After a stint of running marketing for AMA Supercross promoter Mike Goodwin, McLaughlin was called upon by his friend Jim France, of Daytona International Speedway, to work on bringing European riders to the Daytona 200, which became a Superbike race in 1985.
The work McLaughlin did in Europe on behalf of Daytona morphed into the idea of forming a World Superbike Championship. In a remarkable inferno of energy, driven by sincere conviction, McLaughlin was able to bring together the dissimilar interests of the Japanese and European manufacturers, the archaic leadership of the FIM and race promoters in countries across the world to launch the World Superbike Championship in 1988. In its first year, the World Superbike Championship had a global television package that, among motorcycle enthusiasts, made household names of riders like Davide Tardozzi, Fabrizio Pirovano, Marco Luchinelli, not to mention the first World Superbike champion, American Fred Merkel.
World Superbike was an unmitigated success among racing enthusiasts, but behind-the-scenes financial problems with the marketing firm that purchased the rights to the championship led to McLaughlin being left out of the very series he founded. His original concept proved sound, however, and less than a decade later World Superbike rivaled and in some countries surpassed the popularity of the premier Motorcycle Grand Prix Championship.

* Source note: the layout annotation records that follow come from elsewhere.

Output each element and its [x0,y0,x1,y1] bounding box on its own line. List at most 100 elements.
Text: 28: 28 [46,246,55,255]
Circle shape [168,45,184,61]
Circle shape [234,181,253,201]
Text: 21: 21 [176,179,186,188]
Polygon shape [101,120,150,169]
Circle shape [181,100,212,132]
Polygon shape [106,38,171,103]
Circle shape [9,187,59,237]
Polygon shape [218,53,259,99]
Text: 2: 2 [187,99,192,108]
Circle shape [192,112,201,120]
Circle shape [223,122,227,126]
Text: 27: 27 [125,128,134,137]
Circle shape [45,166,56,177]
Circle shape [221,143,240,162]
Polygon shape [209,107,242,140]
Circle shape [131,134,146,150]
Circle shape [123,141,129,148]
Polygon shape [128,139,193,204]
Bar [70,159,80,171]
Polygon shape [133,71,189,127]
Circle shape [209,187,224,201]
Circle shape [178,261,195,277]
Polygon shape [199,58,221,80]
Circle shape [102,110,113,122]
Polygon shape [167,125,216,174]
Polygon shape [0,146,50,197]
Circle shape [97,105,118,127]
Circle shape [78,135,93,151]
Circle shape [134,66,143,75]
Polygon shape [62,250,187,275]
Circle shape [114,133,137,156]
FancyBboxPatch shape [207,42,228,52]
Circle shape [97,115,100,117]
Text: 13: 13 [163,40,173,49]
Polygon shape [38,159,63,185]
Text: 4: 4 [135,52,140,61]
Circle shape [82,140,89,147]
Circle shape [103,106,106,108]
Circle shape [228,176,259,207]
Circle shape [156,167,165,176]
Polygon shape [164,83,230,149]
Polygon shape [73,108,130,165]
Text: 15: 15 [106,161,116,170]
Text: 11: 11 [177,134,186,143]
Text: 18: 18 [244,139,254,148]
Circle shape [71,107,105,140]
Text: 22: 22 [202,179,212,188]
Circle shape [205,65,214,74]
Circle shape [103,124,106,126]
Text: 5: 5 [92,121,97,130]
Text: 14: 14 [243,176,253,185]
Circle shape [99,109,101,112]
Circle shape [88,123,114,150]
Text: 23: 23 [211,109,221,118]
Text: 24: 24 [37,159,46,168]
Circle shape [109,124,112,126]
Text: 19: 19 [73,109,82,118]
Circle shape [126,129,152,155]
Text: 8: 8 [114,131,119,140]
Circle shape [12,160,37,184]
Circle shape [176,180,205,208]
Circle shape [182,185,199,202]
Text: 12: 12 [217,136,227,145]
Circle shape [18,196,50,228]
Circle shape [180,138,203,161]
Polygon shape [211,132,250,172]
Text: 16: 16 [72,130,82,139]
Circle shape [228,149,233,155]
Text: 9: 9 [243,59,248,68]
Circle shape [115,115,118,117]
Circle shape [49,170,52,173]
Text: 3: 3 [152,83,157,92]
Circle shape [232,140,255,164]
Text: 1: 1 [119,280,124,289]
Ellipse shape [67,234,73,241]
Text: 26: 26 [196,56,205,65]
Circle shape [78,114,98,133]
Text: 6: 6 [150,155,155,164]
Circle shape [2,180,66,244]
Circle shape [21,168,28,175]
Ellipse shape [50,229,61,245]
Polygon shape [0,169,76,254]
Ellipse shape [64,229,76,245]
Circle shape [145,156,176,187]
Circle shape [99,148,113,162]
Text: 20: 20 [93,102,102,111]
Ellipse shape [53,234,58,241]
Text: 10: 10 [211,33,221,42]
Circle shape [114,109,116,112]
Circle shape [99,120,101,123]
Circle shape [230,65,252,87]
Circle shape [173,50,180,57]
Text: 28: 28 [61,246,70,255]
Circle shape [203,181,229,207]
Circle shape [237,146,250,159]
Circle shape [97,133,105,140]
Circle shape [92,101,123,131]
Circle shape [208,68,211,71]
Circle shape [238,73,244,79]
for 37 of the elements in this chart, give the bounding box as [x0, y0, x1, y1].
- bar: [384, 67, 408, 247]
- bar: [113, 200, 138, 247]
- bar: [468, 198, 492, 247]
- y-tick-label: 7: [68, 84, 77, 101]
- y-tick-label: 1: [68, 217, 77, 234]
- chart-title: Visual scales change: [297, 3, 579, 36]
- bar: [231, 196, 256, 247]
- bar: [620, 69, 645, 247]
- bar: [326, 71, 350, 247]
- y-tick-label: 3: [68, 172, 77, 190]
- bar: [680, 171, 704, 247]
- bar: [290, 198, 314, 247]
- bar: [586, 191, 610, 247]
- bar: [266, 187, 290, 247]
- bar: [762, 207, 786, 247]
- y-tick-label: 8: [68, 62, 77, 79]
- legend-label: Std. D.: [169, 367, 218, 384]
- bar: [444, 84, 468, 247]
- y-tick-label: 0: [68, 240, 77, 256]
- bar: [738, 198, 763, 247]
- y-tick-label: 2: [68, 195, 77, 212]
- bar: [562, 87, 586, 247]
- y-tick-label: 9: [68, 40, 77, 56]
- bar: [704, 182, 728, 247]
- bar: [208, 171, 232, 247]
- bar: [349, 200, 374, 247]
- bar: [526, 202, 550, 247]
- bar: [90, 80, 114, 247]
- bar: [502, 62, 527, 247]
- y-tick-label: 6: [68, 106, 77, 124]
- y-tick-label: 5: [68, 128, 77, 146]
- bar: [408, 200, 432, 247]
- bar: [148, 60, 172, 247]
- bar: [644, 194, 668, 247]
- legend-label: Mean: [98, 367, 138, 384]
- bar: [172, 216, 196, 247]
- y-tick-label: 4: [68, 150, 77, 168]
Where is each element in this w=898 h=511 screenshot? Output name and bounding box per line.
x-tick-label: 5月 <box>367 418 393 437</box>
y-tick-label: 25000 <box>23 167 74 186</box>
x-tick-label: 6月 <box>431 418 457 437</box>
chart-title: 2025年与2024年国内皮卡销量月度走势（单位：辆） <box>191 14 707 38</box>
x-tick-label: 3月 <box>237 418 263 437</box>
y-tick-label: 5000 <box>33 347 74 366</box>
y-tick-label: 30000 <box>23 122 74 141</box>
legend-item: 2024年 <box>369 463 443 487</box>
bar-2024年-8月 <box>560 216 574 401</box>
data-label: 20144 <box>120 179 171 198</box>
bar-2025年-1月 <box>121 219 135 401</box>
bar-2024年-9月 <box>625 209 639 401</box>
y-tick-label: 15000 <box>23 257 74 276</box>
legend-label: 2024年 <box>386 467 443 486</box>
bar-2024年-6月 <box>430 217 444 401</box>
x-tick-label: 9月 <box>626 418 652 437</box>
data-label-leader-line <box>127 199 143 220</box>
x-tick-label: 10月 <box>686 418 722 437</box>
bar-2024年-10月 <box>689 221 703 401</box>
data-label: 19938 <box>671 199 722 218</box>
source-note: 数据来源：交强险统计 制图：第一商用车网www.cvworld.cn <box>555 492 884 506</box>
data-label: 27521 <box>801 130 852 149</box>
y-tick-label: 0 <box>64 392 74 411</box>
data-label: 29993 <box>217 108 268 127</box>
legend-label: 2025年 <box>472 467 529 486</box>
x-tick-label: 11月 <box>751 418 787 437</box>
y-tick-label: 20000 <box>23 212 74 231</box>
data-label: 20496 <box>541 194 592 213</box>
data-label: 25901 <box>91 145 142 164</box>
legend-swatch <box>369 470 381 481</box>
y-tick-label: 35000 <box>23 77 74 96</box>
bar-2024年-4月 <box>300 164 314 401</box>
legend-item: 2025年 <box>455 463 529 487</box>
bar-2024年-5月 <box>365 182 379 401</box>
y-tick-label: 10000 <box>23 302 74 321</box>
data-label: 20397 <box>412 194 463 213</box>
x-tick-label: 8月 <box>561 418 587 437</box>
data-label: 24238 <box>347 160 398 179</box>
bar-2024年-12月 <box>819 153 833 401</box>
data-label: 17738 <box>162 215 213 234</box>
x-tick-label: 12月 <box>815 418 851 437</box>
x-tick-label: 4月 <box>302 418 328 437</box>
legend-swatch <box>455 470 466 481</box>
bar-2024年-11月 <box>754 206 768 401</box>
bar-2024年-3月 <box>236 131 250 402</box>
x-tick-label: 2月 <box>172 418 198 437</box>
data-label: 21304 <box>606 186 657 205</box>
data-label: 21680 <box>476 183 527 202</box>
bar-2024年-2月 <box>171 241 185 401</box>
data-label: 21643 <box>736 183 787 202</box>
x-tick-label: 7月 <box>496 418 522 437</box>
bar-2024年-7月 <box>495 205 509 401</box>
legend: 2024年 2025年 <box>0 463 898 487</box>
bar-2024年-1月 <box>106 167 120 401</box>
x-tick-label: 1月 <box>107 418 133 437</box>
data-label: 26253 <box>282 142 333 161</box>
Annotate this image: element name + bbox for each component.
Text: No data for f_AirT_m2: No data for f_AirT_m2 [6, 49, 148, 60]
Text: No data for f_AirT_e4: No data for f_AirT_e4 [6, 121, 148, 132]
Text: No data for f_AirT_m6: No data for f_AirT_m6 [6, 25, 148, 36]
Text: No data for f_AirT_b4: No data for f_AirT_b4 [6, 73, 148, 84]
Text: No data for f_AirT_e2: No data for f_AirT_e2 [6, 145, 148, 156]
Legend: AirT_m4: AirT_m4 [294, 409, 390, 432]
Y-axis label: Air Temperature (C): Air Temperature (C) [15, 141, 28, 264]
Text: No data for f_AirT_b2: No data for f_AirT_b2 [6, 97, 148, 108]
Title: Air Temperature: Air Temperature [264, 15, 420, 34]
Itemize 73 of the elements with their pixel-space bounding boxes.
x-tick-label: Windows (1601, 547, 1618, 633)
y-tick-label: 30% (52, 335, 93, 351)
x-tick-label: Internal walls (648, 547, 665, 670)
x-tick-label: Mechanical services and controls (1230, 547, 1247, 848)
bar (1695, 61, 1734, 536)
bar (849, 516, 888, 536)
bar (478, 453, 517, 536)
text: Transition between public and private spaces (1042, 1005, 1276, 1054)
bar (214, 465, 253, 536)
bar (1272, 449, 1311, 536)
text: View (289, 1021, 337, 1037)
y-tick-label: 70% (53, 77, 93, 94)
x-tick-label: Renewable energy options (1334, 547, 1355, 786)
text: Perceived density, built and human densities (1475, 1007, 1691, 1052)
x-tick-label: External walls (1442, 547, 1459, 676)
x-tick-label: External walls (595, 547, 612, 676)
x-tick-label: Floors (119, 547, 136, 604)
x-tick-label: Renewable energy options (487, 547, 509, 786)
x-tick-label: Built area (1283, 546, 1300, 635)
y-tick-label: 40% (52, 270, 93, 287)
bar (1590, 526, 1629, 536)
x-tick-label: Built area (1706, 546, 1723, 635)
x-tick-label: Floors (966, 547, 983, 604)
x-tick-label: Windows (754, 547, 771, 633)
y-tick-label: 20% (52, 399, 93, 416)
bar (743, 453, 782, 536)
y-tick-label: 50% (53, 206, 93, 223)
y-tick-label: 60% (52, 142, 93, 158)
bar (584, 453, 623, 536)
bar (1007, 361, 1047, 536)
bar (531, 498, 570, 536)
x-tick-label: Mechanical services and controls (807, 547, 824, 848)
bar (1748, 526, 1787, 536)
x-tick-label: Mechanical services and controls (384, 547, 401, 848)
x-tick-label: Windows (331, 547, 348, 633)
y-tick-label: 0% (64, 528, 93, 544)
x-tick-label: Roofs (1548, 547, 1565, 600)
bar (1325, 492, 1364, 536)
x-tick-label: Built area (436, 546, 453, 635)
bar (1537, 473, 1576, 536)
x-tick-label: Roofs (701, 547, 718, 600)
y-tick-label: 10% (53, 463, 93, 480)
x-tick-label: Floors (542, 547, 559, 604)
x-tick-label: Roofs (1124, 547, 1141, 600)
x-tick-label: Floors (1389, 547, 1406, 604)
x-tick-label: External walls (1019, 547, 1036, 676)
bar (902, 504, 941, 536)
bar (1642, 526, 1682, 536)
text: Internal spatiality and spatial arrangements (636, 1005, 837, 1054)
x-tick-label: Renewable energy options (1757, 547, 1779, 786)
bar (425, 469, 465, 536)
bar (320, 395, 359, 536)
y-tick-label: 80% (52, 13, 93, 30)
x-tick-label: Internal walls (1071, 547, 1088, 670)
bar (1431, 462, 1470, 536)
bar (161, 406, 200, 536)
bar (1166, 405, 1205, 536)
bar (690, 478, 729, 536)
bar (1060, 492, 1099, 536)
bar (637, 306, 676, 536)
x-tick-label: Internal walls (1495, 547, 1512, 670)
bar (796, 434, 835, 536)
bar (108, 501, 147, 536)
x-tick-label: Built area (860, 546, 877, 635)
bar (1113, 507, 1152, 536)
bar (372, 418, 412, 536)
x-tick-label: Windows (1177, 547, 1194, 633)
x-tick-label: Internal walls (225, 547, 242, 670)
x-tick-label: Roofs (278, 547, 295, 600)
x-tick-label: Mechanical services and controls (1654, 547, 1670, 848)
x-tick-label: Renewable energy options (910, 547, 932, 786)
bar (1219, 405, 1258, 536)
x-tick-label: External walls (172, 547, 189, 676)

McLaughlin landed on his feet and helped launch Germany’s successful National Superbike Series in the early 1990s. His work in Germany also included promoting a number of World Championship Motorcycle Grand Prix events. McLaughlin briefly returned to America to promote a summer Supercross race in the late 1990s.
When inducted into the Motorcycle Hall of Fame in 2004, McLaughlin continued working in the motorsports industry in Germany. He will always be remembered for his devotion to Superbike that initiated one of the most successful forms of motorcycle racing in the history of the sport.